The Canadian received the penalty because a mechanic was still on the grid and made contact with the car after the 15-second signal before the formation lap.
The mechanic concerned, who was looking at his watch, initially walked away from the car after helping to push it forward.
However, he then turned around and briefly pushed on Latifi’s front left wheel to move the car back again, before patting the FW44’s nose in a gesture of good luck. In so doing he breached the 15-second rule.
That timing has been sacrosanct for years, with the FIA sporting regulations noting: “If any team personnel are touching a car or team equipment is connected to a car on the grid after the fifteen (15) second signal has been shown the driver of the car concerned must start the race from the pit lane as specified in Article 44.2.

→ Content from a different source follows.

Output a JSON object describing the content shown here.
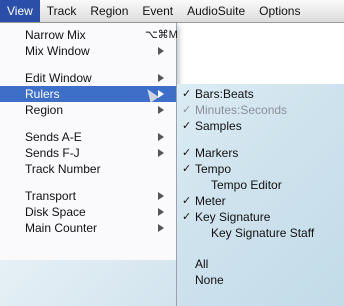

“A penalty in accordance with Article 54.3d) will be imposed on any driver who fails to start the race from the pitlane.”
The latter article specifies that the stewards are obliged to apply stop-and-go penalty.

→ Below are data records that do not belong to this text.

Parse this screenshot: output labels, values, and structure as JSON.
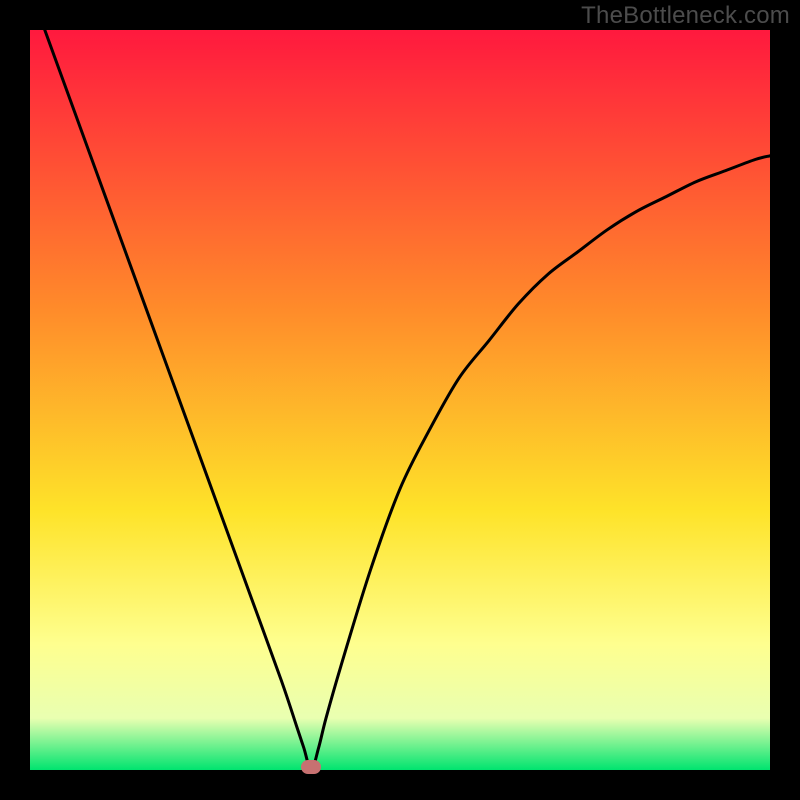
{
  "watermark": "TheBottleneck.com",
  "colors": {
    "frame": "#000000",
    "curve": "#000000",
    "marker": "#c77171",
    "gradient_top": "#ff193e",
    "gradient_mid_high": "#ff8c2a",
    "gradient_mid": "#fee329",
    "gradient_mid_low": "#feff8f",
    "gradient_low": "#e9ffb1",
    "gradient_bottom": "#00e46f"
  },
  "chart_data": {
    "type": "line",
    "title": "",
    "xlabel": "",
    "ylabel": "",
    "x_range": [
      0,
      100
    ],
    "y_range": [
      0,
      100
    ],
    "optimum_x": 38,
    "optimum_y": 0,
    "series": [
      {
        "name": "bottleneck-curve",
        "x": [
          2,
          6,
          10,
          14,
          18,
          22,
          26,
          30,
          34,
          36,
          37,
          38,
          39,
          40,
          42,
          46,
          50,
          54,
          58,
          62,
          66,
          70,
          74,
          78,
          82,
          86,
          90,
          94,
          98,
          100
        ],
        "y": [
          100,
          89,
          78,
          67,
          56,
          45,
          34,
          23,
          12,
          6,
          3,
          0,
          3,
          7,
          14,
          27,
          38,
          46,
          53,
          58,
          63,
          67,
          70,
          73,
          75.5,
          77.5,
          79.5,
          81,
          82.5,
          83
        ]
      }
    ],
    "marker": {
      "x": 38,
      "y": 0
    },
    "gradient_stops": [
      {
        "pct": 0,
        "meaning": "high-bottleneck"
      },
      {
        "pct": 50,
        "meaning": "moderate"
      },
      {
        "pct": 82,
        "meaning": "low"
      },
      {
        "pct": 100,
        "meaning": "optimal"
      }
    ]
  }
}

Latifi took the penalty immediately and was thus left far behind the rest of the field with no one to attempt to race with.

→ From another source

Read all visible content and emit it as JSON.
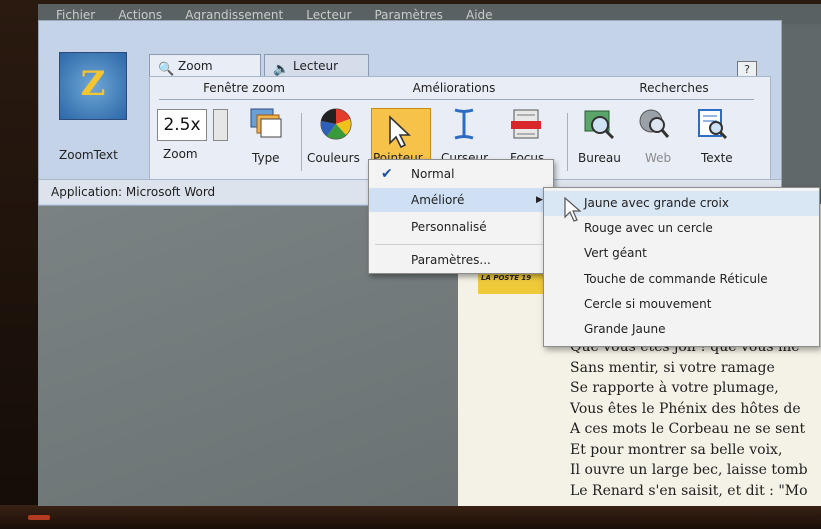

Nicholas Latifi, Williams FW44
Photo by: Williams
He insisted that given the apparently minor nature of the offence some leniency could have been shown.
“I guess a bit silly to get a penalty for something like that,” he said when asked about his frustrating race. “I mean, it’s not like he was changing anything on the car, like making an adjustment. He was just pushing me back, touching the tyre.
“It seems like there should be some logic or common sense or leniency applied for what the infringement was, if you could call it that. It happened. A mistake, we’re all going to make mistakes sometimes. I’ve made my fair share this year.”
Latifi admitted the penalty had ruined his afternoon that ended in him finishing 15th, last of the classified finishers.
“That obviously undid the race,” he said. “And then you get into that cycle of blue flags, getting caught by the leaders very early on, and with the pace of our car, just one to forget. A very lonely and boring afternoon.
“I was just trying to race the stopwatch, but then I wasn’t even on the same strategy as anyone else. So at some point, I was getting told the gap to Mick [Schumacher] ahead. I was [like] I don’t care what the gap is to Mick, he’s 20 seconds ahead and he’s in a faster car, so just tell me the lap times of the people I should be racing against.
“But again, I think the cars that I would be racing were on different strategies, so that became pointless as well, at some point. So yeah, one to forget.”
Latifi’s day was made even worse when he received a five-second penalty and a licence penalty point for holding up Pierre Gasly from Turn 7 to the start/finish line, while the Frenchman was trying to stay ahead of Lewis Hamilton.
Latifi insisted that having realised he’d got in Gasly’s way he subsequently was trying to help him by giving him DRS activation.
“The blue flag one, I understood I took longer than maybe in terms of the marshalling sectors to let him by, but I spoke to Pierre after, kind of telling him what I wanted to do.
“And he agreed with what I did, I just basically wanted to give him the DRS, because if I let him by a few corners before, then he was going to have no DRS, and he was going to get penalised from Hamilton catching through that dirty air.
“So I said, Okay, let me at least give him the DRS and trying to negate whatever I held him up. And he agreed. He said, yeah, you did the right thing.”